Two surprising press releases were announced recently. The first one on July 11, 2023 showed that nivolumab in combination with cisplatin-based chemotherapy followed by nivolumab monotherapy demonstrated statistically significant benefits in OS and PFS compared to standard-of-care cisplatin-based combinations as a first-line treatment for patients who are eligible for cisplatinbased chemotherapy, according to checkmate 901 [10].

The second announcement was done in September 22, 2023, revealing that the combination of Enfortumab Vedotin and Pembrolizumab significantly improve OS and PFS in patients with previously untreated advanced bladder cancer who are eligible for cisplatin or carboplatin-containing chemotherapy regardless of PD-L1 status, according to the phase III EV-302 [11].

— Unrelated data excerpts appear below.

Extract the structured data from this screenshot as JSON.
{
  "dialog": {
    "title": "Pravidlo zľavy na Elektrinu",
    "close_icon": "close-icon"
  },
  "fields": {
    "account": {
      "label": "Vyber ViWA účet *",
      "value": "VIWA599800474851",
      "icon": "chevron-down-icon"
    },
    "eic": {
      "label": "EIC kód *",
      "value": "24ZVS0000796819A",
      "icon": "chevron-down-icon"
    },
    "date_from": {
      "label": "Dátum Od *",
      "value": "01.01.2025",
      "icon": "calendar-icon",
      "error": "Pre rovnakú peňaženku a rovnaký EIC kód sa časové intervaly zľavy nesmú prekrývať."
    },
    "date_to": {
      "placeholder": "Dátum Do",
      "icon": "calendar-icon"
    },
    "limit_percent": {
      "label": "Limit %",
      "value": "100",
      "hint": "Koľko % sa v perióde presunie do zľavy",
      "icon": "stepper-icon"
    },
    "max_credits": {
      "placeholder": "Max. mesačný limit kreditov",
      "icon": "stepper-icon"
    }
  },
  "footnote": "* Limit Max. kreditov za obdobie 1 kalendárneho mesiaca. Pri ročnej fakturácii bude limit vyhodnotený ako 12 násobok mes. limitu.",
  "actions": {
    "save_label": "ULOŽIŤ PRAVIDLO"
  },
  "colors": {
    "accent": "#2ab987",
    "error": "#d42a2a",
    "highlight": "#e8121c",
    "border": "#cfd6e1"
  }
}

These two unexpected early news are capable to remove chemo-only-therapy from the throne of first-line care of fit patients with metastatic or advanced bladder cancer especially after their presentation at the current ESMO meeting. This will end an era of more than thirty years of free chemotherapy govern, starting by MVAC and followed afterward by GC and ddMVAC [12].

After unveiling the details of both studies CM-901 and EV-302, we expect a subsequent health authorities’ approval that will change our treatment-decision algorithm once more in advanced and metastatic bladder cancer.

Finally, with all the ongoing trials aiming at placing newer drugs such as ICI, ADCs or targeted therapy in the first line setting of metastatic bladder cancer, chemotherapy might even ultimately end up losing its last pivotal role as a standard of care in the treatment of neoadjuvant operable bladder cancer.